Step 11: For my last gear, lower right corner, I have used a line stroke with small open circles. Pull a small section of the line then add a small open circle, return to the line stroke then add one or two more circles.
Using my spoon shader tip pen and a temperature setting between 3 ½ and 4 I have laid down a light layer of shading to some areas in the gear. This was done with a gentle touch and pull stroke that creates an even coloring of sepia over the area. Adding this layer of shading darkens both the area and the texture strokes that have already been burned into that area. Compare the photo in step 9 to the photo in step 11 to see where this extra shading has been worked.
Step 12: This project is nearly complete in the burning steps. At this point I have set my plaque up on my table and stepped back from the work for awhile. Take time to look over your work to discover which areas are strong and bold compared to the areas that might need strengthening with a darker outline. I also check my shading to see where a slightly darker tonal value might be needed to push the element deeper into the background.

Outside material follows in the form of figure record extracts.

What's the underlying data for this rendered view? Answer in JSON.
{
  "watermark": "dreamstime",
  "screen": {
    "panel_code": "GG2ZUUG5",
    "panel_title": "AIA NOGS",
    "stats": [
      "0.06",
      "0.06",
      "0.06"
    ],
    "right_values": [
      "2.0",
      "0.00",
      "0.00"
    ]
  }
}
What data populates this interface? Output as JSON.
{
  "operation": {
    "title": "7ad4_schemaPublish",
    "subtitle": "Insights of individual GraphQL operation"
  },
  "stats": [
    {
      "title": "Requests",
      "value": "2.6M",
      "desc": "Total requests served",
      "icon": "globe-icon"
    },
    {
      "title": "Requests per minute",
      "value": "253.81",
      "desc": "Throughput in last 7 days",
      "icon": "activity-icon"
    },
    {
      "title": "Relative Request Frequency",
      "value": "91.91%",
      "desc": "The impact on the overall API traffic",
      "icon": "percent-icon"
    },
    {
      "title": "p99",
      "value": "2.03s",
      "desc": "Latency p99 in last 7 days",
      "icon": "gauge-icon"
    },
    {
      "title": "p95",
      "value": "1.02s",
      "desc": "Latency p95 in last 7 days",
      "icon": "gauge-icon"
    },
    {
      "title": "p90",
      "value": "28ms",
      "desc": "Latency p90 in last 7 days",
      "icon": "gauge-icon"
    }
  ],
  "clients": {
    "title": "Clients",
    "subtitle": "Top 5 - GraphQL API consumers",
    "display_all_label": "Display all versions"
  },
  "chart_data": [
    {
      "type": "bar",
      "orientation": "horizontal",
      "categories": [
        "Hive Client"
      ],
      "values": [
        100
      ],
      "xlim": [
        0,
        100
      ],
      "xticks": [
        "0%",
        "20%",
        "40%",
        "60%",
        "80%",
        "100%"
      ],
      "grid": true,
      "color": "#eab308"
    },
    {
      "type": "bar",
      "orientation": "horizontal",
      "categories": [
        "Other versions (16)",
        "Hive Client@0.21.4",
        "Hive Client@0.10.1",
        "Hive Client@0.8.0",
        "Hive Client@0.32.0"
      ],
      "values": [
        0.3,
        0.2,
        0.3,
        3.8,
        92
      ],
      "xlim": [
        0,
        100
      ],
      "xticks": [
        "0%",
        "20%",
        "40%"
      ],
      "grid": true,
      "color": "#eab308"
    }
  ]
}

For my project I have darkened many of the perspective areas on the gear holes and teeth into my black tonal value. This added more black tones to the overall design and emphasized the teeth of the gears. I have add a layer of shading to largest middle gear to the bottom background gear to push these two elements behind the upper gears.
A few areas of black outline accents were added throughout the design, particularly in the leave elements and the dragonfly body.
The burning steps for this project are complete. Take time to use a white artist eraser to remove any remaining tracing lines from your plaque. Dust the plaque well to remove any eraser fibers.
You can stop at this point, leaving the project in the wood burning stage. If you do not want to add color, apply several coats of polyurethane or acrylic gloss spray sealer or paste wax to seal the project.